I also own a 9mm Glock. To me, this is also peace of mind. If you enter my house when I am there unauthorized or uninvited, I will get my gun. Most likely, the mere presence of the red laser site on the wall or on the intruder will serve as a pretty good deterrent. Most folks no matter how brazen or dumb for breaking in will not stick around to see if my gun is loaded or my aim is true. I do have to admit that I have never had to test this theory nor am I 100% convinced I am willing to in the heat of the moment. My first priority is my own safety, not catching an intruder or fighting them.

Although my three children have fired my gun and are very aware of safety issues surrounding having a gun in the house, they do not have a key to the trigger lock nor do they have the combination to the gun safe.

Having said all that, my real concern is an intruder when there are members of my family in the house. I would like a "heads up" they are there and possibly send a message via a loud alarm that there presence is noted and likely the police will be notified. An alarm, if nothing else shortens the time a person should be willing to remain in the house before they fear being caught or shot. Anything beyond a loud noise and a call to the police is superfluous.
posted by JohnnyGunn at 9:16 PM on April 26, 2011


This thread has totally turned me off from getting an alarm system. Ugh. Noise? Guns? Having to press a code just to open a window? Not my style.

For personal protection I like to have fire extinguishers around. Pull the trigger and the intruder gets surrounded by a massive cloud of disabling foam and dust. He's blind, he's coughing, he's unable to hurt me, and I've got the time to determine if I've actually nailed an intruder (in which case I clock him with the now-empty fire extinguisher and zip tie him) or if I've accidentally nailed my husband who I thought was on call and has returned home early. No licenses needed, poor aim is sufficient, and no one dies. And if there's a fire, I can put that out too.

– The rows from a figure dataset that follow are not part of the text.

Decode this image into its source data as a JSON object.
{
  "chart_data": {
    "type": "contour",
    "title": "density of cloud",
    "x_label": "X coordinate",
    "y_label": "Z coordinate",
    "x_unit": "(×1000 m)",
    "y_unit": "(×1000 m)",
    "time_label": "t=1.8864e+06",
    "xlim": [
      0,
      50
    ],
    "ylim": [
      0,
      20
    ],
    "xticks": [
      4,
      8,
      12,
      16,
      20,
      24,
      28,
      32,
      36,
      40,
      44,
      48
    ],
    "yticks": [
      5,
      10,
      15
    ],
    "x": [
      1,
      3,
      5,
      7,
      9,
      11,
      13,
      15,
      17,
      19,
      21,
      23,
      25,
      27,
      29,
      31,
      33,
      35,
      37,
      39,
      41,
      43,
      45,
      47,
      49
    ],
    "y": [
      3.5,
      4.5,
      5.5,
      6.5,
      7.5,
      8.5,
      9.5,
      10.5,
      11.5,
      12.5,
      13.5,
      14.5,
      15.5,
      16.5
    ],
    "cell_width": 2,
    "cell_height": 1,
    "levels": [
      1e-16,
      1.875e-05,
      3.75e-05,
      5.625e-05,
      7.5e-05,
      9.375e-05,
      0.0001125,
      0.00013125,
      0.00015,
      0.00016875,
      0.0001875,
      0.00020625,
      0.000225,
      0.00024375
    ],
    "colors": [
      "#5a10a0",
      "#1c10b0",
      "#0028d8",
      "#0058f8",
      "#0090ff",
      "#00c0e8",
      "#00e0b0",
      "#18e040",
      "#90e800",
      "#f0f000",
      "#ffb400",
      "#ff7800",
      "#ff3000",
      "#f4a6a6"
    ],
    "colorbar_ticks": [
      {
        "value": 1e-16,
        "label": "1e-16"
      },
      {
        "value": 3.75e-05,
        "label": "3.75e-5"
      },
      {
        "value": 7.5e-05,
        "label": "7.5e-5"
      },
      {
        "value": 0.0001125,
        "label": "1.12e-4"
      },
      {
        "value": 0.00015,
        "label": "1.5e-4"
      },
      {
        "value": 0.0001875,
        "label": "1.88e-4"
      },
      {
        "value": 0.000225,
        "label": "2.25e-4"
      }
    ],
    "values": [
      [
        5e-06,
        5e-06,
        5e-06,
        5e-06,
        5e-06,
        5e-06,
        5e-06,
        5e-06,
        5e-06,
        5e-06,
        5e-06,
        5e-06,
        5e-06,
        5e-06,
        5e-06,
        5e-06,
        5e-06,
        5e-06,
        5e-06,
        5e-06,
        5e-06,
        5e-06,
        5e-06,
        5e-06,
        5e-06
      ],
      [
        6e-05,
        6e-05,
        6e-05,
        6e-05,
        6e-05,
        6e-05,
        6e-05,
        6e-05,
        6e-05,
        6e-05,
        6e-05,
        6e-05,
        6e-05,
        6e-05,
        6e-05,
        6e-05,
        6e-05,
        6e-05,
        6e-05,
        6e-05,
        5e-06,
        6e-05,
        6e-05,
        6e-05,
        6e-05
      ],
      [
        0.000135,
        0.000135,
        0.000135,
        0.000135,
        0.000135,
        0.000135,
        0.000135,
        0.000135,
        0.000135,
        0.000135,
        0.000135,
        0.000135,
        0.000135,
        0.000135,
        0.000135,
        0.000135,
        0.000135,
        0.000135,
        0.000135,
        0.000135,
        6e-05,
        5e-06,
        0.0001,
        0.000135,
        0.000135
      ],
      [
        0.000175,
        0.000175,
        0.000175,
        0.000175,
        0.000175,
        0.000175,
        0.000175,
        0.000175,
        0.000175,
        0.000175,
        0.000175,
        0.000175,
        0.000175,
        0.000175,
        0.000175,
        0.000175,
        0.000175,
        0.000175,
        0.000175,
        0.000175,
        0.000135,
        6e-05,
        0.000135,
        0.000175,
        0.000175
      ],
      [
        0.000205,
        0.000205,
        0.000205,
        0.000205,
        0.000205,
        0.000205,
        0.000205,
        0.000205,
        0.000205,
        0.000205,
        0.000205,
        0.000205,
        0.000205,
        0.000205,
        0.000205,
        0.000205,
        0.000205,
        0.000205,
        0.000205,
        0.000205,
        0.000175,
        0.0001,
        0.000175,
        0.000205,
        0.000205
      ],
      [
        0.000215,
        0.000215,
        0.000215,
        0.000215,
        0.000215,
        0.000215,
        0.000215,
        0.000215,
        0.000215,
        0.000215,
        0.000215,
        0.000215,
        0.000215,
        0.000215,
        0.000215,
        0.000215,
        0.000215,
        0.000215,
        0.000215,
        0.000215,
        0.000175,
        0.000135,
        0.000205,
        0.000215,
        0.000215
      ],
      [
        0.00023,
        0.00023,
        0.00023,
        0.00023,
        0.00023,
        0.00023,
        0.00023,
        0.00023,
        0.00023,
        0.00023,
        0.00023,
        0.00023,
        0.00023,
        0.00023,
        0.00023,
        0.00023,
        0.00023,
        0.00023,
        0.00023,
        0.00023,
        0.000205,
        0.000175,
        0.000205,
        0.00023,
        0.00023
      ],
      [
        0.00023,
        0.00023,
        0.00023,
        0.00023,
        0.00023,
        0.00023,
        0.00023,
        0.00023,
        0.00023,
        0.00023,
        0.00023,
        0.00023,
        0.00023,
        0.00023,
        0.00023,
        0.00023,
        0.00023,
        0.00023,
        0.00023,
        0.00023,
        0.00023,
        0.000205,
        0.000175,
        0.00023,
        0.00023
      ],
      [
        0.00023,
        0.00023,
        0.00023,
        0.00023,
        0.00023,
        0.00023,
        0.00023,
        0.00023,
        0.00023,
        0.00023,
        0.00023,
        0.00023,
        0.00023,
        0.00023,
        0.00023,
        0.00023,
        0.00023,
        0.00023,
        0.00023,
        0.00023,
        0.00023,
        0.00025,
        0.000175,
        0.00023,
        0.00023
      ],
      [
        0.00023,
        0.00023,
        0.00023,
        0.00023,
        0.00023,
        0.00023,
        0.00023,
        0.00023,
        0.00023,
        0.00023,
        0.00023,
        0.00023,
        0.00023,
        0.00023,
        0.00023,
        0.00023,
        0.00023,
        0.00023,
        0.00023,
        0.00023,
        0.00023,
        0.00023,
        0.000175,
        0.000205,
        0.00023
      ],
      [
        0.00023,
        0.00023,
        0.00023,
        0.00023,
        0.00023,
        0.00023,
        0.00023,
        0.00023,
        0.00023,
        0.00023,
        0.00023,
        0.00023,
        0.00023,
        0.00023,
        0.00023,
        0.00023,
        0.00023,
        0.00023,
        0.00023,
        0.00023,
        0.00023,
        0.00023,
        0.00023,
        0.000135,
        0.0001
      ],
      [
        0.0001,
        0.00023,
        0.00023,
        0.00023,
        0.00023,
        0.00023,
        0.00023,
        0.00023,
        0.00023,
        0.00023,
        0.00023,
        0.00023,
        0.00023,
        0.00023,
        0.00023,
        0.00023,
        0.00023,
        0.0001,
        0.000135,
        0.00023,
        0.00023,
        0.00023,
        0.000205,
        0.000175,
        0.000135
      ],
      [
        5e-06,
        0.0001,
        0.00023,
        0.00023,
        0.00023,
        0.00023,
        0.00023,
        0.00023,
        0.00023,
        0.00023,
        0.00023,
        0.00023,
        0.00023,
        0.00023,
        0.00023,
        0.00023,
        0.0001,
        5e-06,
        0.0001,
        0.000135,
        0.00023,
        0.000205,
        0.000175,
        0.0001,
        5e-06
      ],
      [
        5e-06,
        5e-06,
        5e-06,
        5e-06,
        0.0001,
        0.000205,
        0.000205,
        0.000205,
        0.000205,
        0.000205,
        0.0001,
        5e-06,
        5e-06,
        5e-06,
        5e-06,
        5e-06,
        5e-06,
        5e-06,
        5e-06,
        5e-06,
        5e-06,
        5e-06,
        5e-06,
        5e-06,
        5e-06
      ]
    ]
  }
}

I am willing to install remote-access cameras, and something to alert me by cell phone if there's unusual activity. I might also be willing to install panic buttons in each bedroom, so if I hear an intruder I can manually call the police myself quickly. But that's about as far as I think I am willing to go. This whole thread has made me very uncomfortable. I just cannot walk down the road to paranoia.

Thanks to everyone. And know that if you break into my house, you'll either get a face-full of flame retardant, which will go straight the police and then on YouTube within hours, and you'll be arrested and embarrassed. And my cats will likely bite you too. So hah!
posted by Capri at 9:41 AM on April 27, 2011 [3 favorites]


Yeah, Capri, that's roughly where I ended up: Prevention beats reaction, I doubt anyone's going to come after me specifically, and stuff can be replaced.

And turning my desire for security into an embracing of my community rather than building a bunker seems more consistent with my overarching personal goals.